Throw out the Christmas cards


The people who candle your head for a living have the 5th Version of the Diagnostic and Statistical Manual of Mental Disorders –commonly referred to as the DSM – to ponder over during the holiday season. This freshly issued update, several years in the making, is used to as a reference manual to categorize patients and not everyone is happy. Psychiatrists still cannot agree on what is normal. Like the rest of us some shrinks see the glass as half full and the others half empty. In the political science world it would come out as “one man’s terrorism is another man's patriotism.”

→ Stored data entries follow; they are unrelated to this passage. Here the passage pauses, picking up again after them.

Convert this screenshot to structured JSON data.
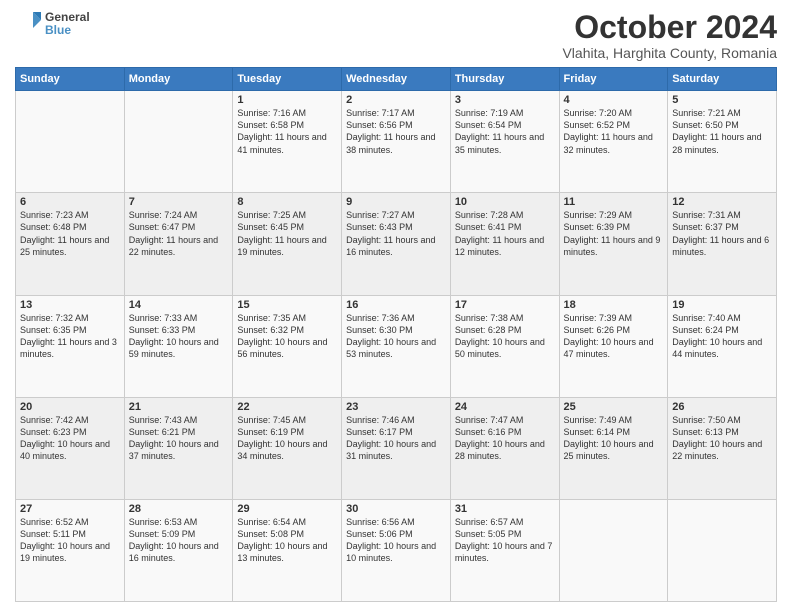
{
  "logo": {
    "general": "General",
    "blue": "Blue"
  },
  "header": {
    "month": "October 2024",
    "location": "Vlahita, Harghita County, Romania"
  },
  "weekdays": [
    "Sunday",
    "Monday",
    "Tuesday",
    "Wednesday",
    "Thursday",
    "Friday",
    "Saturday"
  ],
  "weeks": [
    [
      {
        "day": "",
        "info": ""
      },
      {
        "day": "",
        "info": ""
      },
      {
        "day": "1",
        "info": "Sunrise: 7:16 AM\nSunset: 6:58 PM\nDaylight: 11 hours and 41 minutes."
      },
      {
        "day": "2",
        "info": "Sunrise: 7:17 AM\nSunset: 6:56 PM\nDaylight: 11 hours and 38 minutes."
      },
      {
        "day": "3",
        "info": "Sunrise: 7:19 AM\nSunset: 6:54 PM\nDaylight: 11 hours and 35 minutes."
      },
      {
        "day": "4",
        "info": "Sunrise: 7:20 AM\nSunset: 6:52 PM\nDaylight: 11 hours and 32 minutes."
      },
      {
        "day": "5",
        "info": "Sunrise: 7:21 AM\nSunset: 6:50 PM\nDaylight: 11 hours and 28 minutes."
      }
    ],
    [
      {
        "day": "6",
        "info": "Sunrise: 7:23 AM\nSunset: 6:48 PM\nDaylight: 11 hours and 25 minutes."
      },
      {
        "day": "7",
        "info": "Sunrise: 7:24 AM\nSunset: 6:47 PM\nDaylight: 11 hours and 22 minutes."
      },
      {
        "day": "8",
        "info": "Sunrise: 7:25 AM\nSunset: 6:45 PM\nDaylight: 11 hours and 19 minutes."
      },
      {
        "day": "9",
        "info": "Sunrise: 7:27 AM\nSunset: 6:43 PM\nDaylight: 11 hours and 16 minutes."
      },
      {
        "day": "10",
        "info": "Sunrise: 7:28 AM\nSunset: 6:41 PM\nDaylight: 11 hours and 12 minutes."
      },
      {
        "day": "11",
        "info": "Sunrise: 7:29 AM\nSunset: 6:39 PM\nDaylight: 11 hours and 9 minutes."
      },
      {
        "day": "12",
        "info": "Sunrise: 7:31 AM\nSunset: 6:37 PM\nDaylight: 11 hours and 6 minutes."
      }
    ],
    [
      {
        "day": "13",
        "info": "Sunrise: 7:32 AM\nSunset: 6:35 PM\nDaylight: 11 hours and 3 minutes."
      },
      {
        "day": "14",
        "info": "Sunrise: 7:33 AM\nSunset: 6:33 PM\nDaylight: 10 hours and 59 minutes."
      },
      {
        "day": "15",
        "info": "Sunrise: 7:35 AM\nSunset: 6:32 PM\nDaylight: 10 hours and 56 minutes."
      },
      {
        "day": "16",
        "info": "Sunrise: 7:36 AM\nSunset: 6:30 PM\nDaylight: 10 hours and 53 minutes."
      },
      {
        "day": "17",
        "info": "Sunrise: 7:38 AM\nSunset: 6:28 PM\nDaylight: 10 hours and 50 minutes."
      },
      {
        "day": "18",
        "info": "Sunrise: 7:39 AM\nSunset: 6:26 PM\nDaylight: 10 hours and 47 minutes."
      },
      {
        "day": "19",
        "info": "Sunrise: 7:40 AM\nSunset: 6:24 PM\nDaylight: 10 hours and 44 minutes."
      }
    ],
    [
      {
        "day": "20",
        "info": "Sunrise: 7:42 AM\nSunset: 6:23 PM\nDaylight: 10 hours and 40 minutes."
      },
      {
        "day": "21",
        "info": "Sunrise: 7:43 AM\nSunset: 6:21 PM\nDaylight: 10 hours and 37 minutes."
      },
      {
        "day": "22",
        "info": "Sunrise: 7:45 AM\nSunset: 6:19 PM\nDaylight: 10 hours and 34 minutes."
      },
      {
        "day": "23",
        "info": "Sunrise: 7:46 AM\nSunset: 6:17 PM\nDaylight: 10 hours and 31 minutes."
      },
      {
        "day": "24",
        "info": "Sunrise: 7:47 AM\nSunset: 6:16 PM\nDaylight: 10 hours and 28 minutes."
      },
      {
        "day": "25",
        "info": "Sunrise: 7:49 AM\nSunset: 6:14 PM\nDaylight: 10 hours and 25 minutes."
      },
      {
        "day": "26",
        "info": "Sunrise: 7:50 AM\nSunset: 6:13 PM\nDaylight: 10 hours and 22 minutes."
      }
    ],
    [
      {
        "day": "27",
        "info": "Sunrise: 6:52 AM\nSunset: 5:11 PM\nDaylight: 10 hours and 19 minutes."
      },
      {
        "day": "28",
        "info": "Sunrise: 6:53 AM\nSunset: 5:09 PM\nDaylight: 10 hours and 16 minutes."
      },
      {
        "day": "29",
        "info": "Sunrise: 6:54 AM\nSunset: 5:08 PM\nDaylight: 10 hours and 13 minutes."
      },
      {
        "day": "30",
        "info": "Sunrise: 6:56 AM\nSunset: 5:06 PM\nDaylight: 10 hours and 10 minutes."
      },
      {
        "day": "31",
        "info": "Sunrise: 6:57 AM\nSunset: 5:05 PM\nDaylight: 10 hours and 7 minutes."
      },
      {
        "day": "",
        "info": ""
      },
      {
        "day": "",
        "info": ""
      }
    ]
  ]
}
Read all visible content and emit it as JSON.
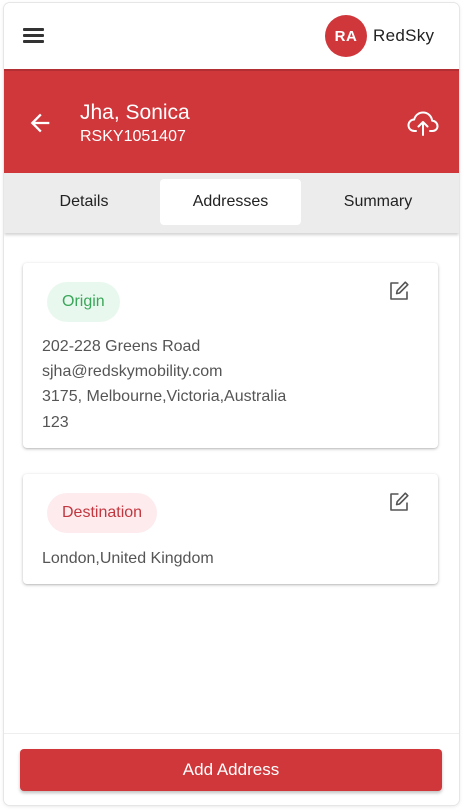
{
  "colors": {
    "brand_red": "#d0373b",
    "origin_pill_bg": "#e9f8ee",
    "origin_pill_text": "#3aa65a",
    "destination_pill_bg": "#fdebee",
    "destination_pill_text": "#c2373f"
  },
  "topbar": {
    "menu_icon": "hamburger-menu-icon",
    "avatar_initials": "RA",
    "brand_name": "RedSky"
  },
  "header": {
    "back_icon": "arrow-left-icon",
    "name": "Jha, Sonica",
    "reference": "RSKY1051407",
    "upload_icon": "cloud-upload-icon"
  },
  "tabs": [
    {
      "label": "Details",
      "active": false
    },
    {
      "label": "Addresses",
      "active": true
    },
    {
      "label": "Summary",
      "active": false
    }
  ],
  "addresses": [
    {
      "type_label": "Origin",
      "edit_icon": "edit-icon",
      "lines": [
        "202-228 Greens Road",
        "sjha@redskymobility.com",
        "3175, Melbourne,Victoria,Australia",
        "123"
      ]
    },
    {
      "type_label": "Destination",
      "edit_icon": "edit-icon",
      "lines": [
        "London,United Kingdom"
      ]
    }
  ],
  "footer": {
    "add_button_label": "Add Address"
  }
}
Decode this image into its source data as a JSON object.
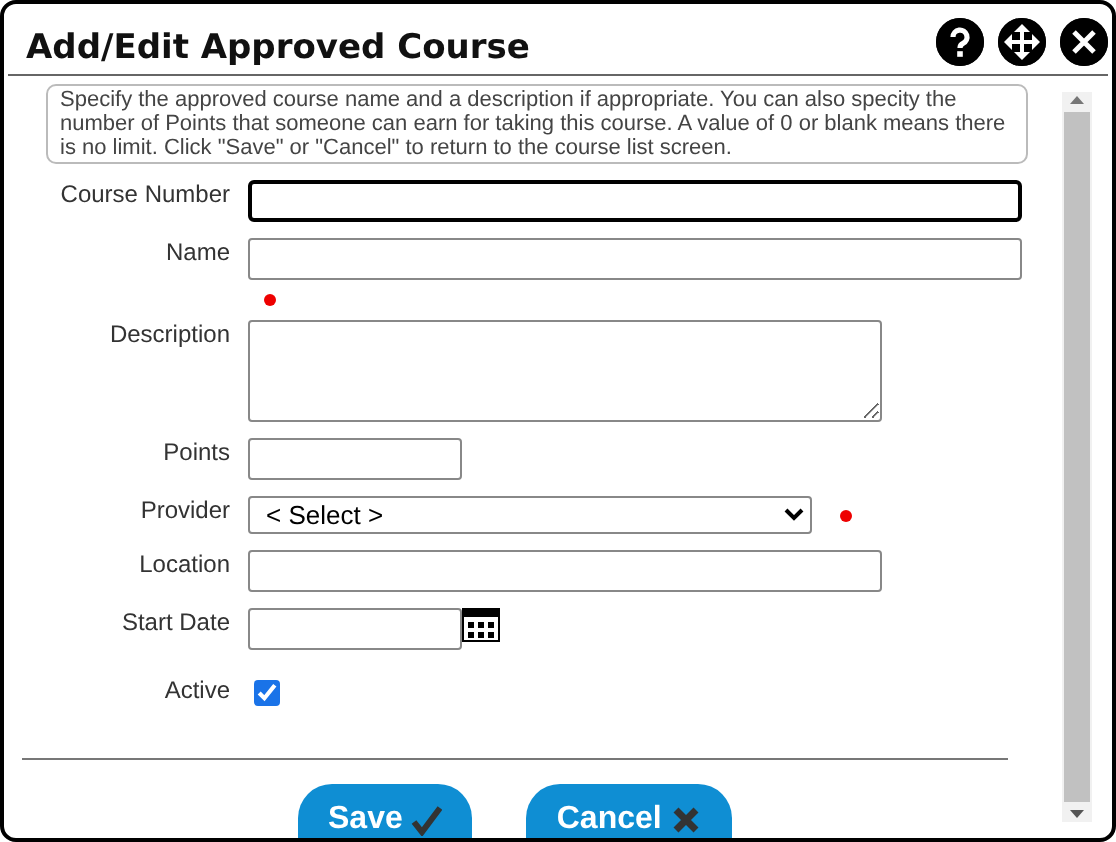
{
  "window": {
    "title": "Add/Edit Approved Course"
  },
  "header_buttons": [
    {
      "kind": "help"
    },
    {
      "kind": "move"
    },
    {
      "kind": "close"
    }
  ],
  "instructions": "Specify the approved course name and a description if appropriate. You can also specity the number of Points that someone can earn for taking this course. A value of 0 or blank means there is no limit. Click \"Save\" or \"Cancel\" to return to the course list screen.",
  "fields": [
    {
      "label": "Course Number",
      "kind": "text",
      "focused": true,
      "required": false
    },
    {
      "label": "Name",
      "kind": "text",
      "focused": false,
      "required": true
    },
    {
      "label": "Description",
      "kind": "textarea",
      "focused": false,
      "required": false
    },
    {
      "label": "Points",
      "kind": "text",
      "focused": false,
      "required": false
    },
    {
      "label": "Provider",
      "kind": "select",
      "value": "< Select >",
      "focused": false,
      "required": true
    },
    {
      "label": "Location",
      "kind": "text",
      "focused": false,
      "required": false
    },
    {
      "label": "Start Date",
      "kind": "date",
      "focused": false,
      "required": false
    },
    {
      "label": "Active",
      "kind": "checkbox",
      "checked": true,
      "required": false
    }
  ],
  "buttons": [
    {
      "label": "Save",
      "kind": "save"
    },
    {
      "label": "Cancel",
      "kind": "cancel"
    }
  ]
}
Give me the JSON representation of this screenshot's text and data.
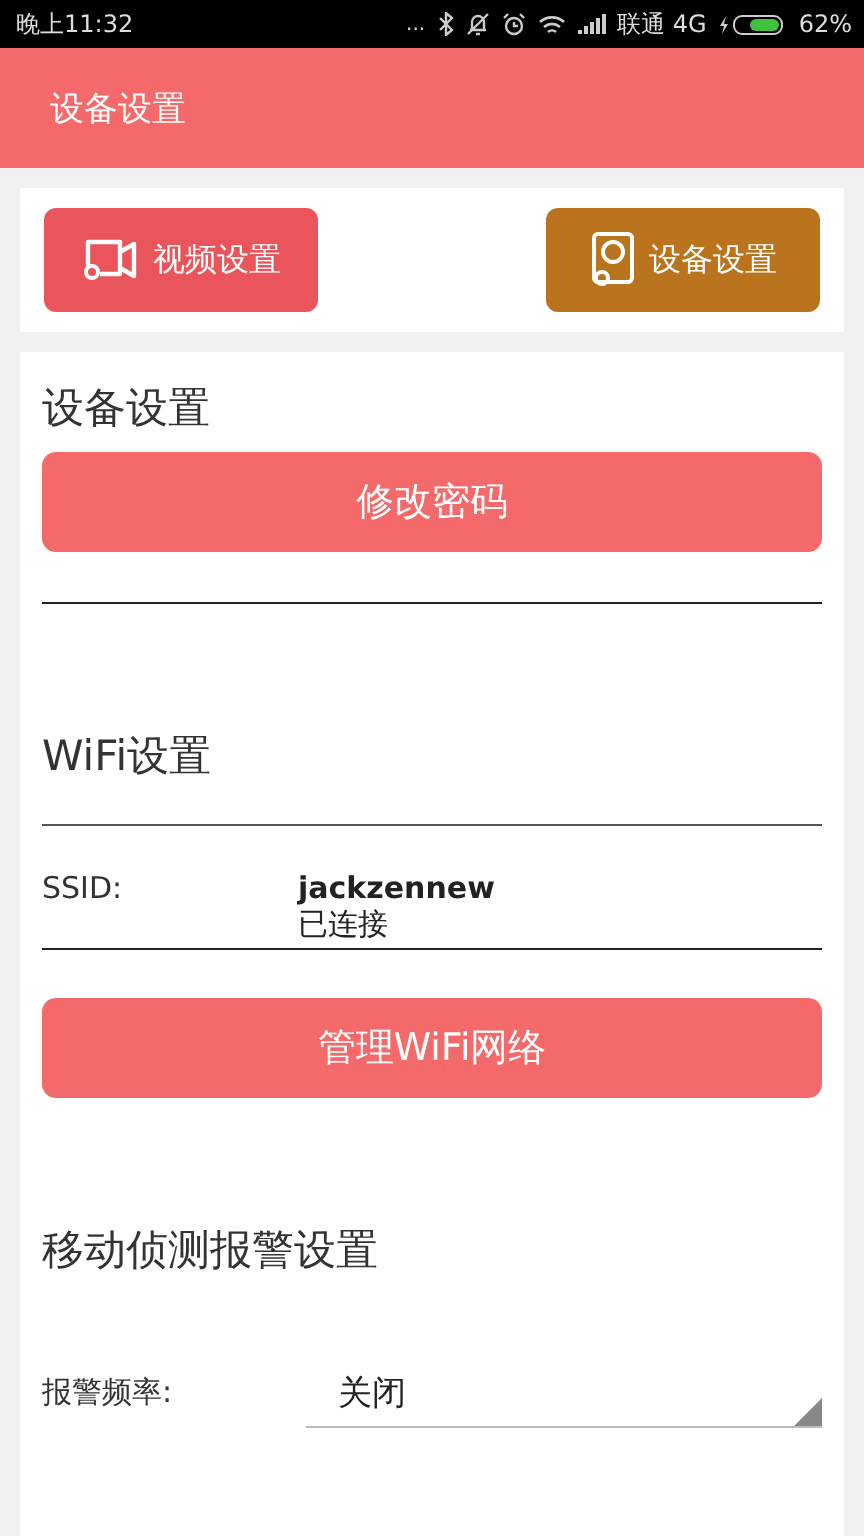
{
  "status_bar": {
    "time": "晚上11:32",
    "dots": "...",
    "carrier": "联通 4G",
    "battery": "62%"
  },
  "app_bar": {
    "title": "设备设置"
  },
  "tabs": [
    {
      "label": "视频设置",
      "selected": false,
      "kind": "video"
    },
    {
      "label": "设备设置",
      "selected": true,
      "kind": "device"
    }
  ],
  "device_section": {
    "title": "设备设置",
    "button": "修改密码"
  },
  "wifi_section": {
    "title": "WiFi设置",
    "ssid_label": "SSID:",
    "ssid": "jackzennew",
    "status": "已连接",
    "button": "管理WiFi网络"
  },
  "motion_section": {
    "title": "移动侦测报警设置",
    "frequency_label": "报警频率:",
    "frequency_value": "关闭"
  }
}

You could be swimming along in the canal of life and thinking good thoughts but you may have a problem you didn’t know existed. Do you hang onto received Christmas cards for decades? Do you make three right turns so you don’t have to make a left turn? Do you neglect recording checks in your check register believing that if you don’t write them down your bank balance won’t decrease? Of course, if all three of these interesting habits define you, stop reading now and grab the Yellow Pages.

Talking about your problems with a knowledgeable psychologist or psychiatrist can be beneficial; there is probably something in the DSM 5 to define your problem. Not cure it, but at least name it. Don’t be alarmed if after being on some kind of pill for six months the problem is still around. Some things never go away – you might simply be nuts.

Have a nice Christmas and a Happy New Year! (And throw out the cards on January 3rd.)